By David Gutierrez
June 27, 2010
Modern psychiatry went wrong when it embraced the idea that the mind should be treated with drugs, says Edward Shorter of the University of Toronto, writing in the Wall Street Journal.
Shorter studies the history of psychiatry and medicine.
Modern U.S. psychiatry has adopted a philosophy that psychological diseases arise from chemical imbalances and therefore have a very specific cluster of symptoms, he says, in spite of evidence that the difference between many so-called disorders is minimal or nonexistent. These “disorders” are then treated with expensive drugs that are no more effective than a placebo.
“Psychiatry seems to have lost its way in a forest of poorly verified diagnoses and ineffectual medications,” he writes.
Shorter calls for U.S. psychiatry to abandon its emphasis on “psychopathology” and instead adopt the European approach, which focuses on the symptoms and needs of people as individuals. Yet the draft of the latest edition of psychiatric diagnostic “Bible,” the Diagnostic and Statistical Manual of Mental Disorders (DSM), shows that U.S. psychiatry has no intention of changing course.
“With DSM-V, American psychiatry is headed in exactly the opposite direction: defining ever-widening circles of the population as mentally ill with vague and undifferentiated diagnoses and treating them with powerful drugs,” Shorter writes.
U.S. psychiatry was not always obsessed with psychopharmacology, he notes. Its early years were marked by a psychoanalytic approach that categorized mental disorders in broad, fluid categories such as “nerves,” “melancholia” or “manic-depressive illness.” These categories sufficed because similar treatments would work for people suffering from any version thereof: lithium treated both mania and severe depression, for example, while the specific symptoms experienced by an anxious person had little influence on the therapies needed.
“Our psychopathological lingo today offers little improvement on these sturdy terms,” Shorter said. “A patient with the same symptoms today might be told he has ‘social anxiety disorder’ or ‘seasonal affective disorder.’ … The new disorders all respond to the same drugs, so in terms of treatment, the differentiation is meaningless and of benefit mainly to pharmaceutical companies that market drugs for these niches.”
In the 1950s and ’60s, a new wave of psychiatrists sought to turn away from psychoanalysis — perceiving it as focusing excessively on “unconscious psychic conflicts” — and toward a more “scientific” model instead. As a result, the DSM-III introduced the vague new categories of “major depression” and “bipolar disorder,” even though evidence suggests that there is no substantial difference between the two conditions. At the same time, “major depression” absorbed what Shorter calls two very different conditions, “neurotic depression” and “melancholia.”

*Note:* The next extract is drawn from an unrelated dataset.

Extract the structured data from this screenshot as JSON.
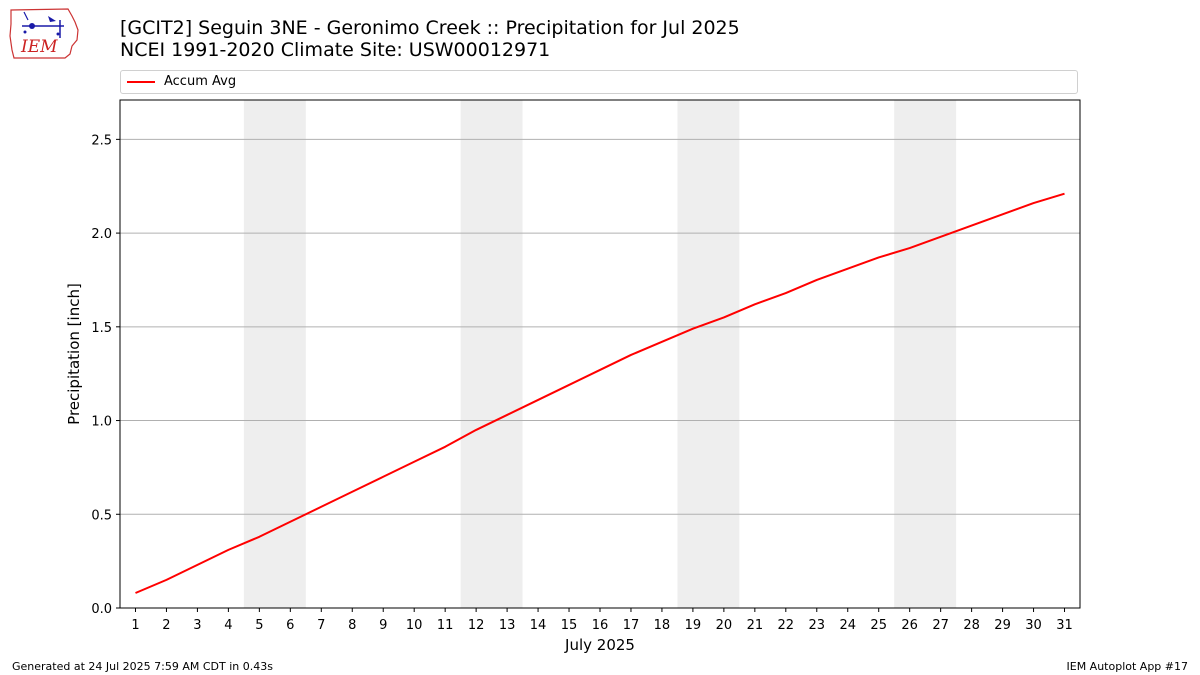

“This would be like incorporating tuberculosis and mumps into the same diagnosis, simply because they are both infectious diseases,” he writes.

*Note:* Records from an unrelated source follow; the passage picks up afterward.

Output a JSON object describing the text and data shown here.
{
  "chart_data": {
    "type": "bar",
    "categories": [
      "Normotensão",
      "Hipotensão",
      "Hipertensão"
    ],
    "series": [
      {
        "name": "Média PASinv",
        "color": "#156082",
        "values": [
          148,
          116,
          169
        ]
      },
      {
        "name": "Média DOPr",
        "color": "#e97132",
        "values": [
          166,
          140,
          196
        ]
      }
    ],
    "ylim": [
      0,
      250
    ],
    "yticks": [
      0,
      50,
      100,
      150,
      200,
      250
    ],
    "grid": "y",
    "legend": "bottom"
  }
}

DSM-V only continues the trend of extending the disordered label to more and more normal people, Shorter warns: “To flip through the latest draft of the American Psychiatric Association’s Diagnostic and Statistical Manual, in the works for seven years now, is to see the discipline’s floundering writ large.”
For example, the new disorder of “psychosis risk syndrome” associates a whole new class of people with full-blown schizophrenia, under the logic, Shorter says, that “even if you aren’t floridly psychotic with hallucinations and delusions, eccentric behavior can nonetheless awaken the suspicion that you might someday become psychotic.” The implication, of course, is that such people should be treated with antipsychotics.
Symptoms of “psychosis risk syndrome” include such vague descriptors as “disorganized speech.”
Other new “disorders” include hoarding, mixed anxiety-depression and binge eating. “Minor neurocognitive disorder” describes a reduction in cognitive function over time, such as that normally experienced by people over the age of 50, while “temper dysregulation disorder with dysphoria” refers to children who suffer from outbursts of temper.
“DSM-V accelerates the trend of making variants on the spectrum of everyday behavior into diseases,” Shorter says, “turning grief into depression, apprehension into anxiety, and boyishness into hyperactivity.”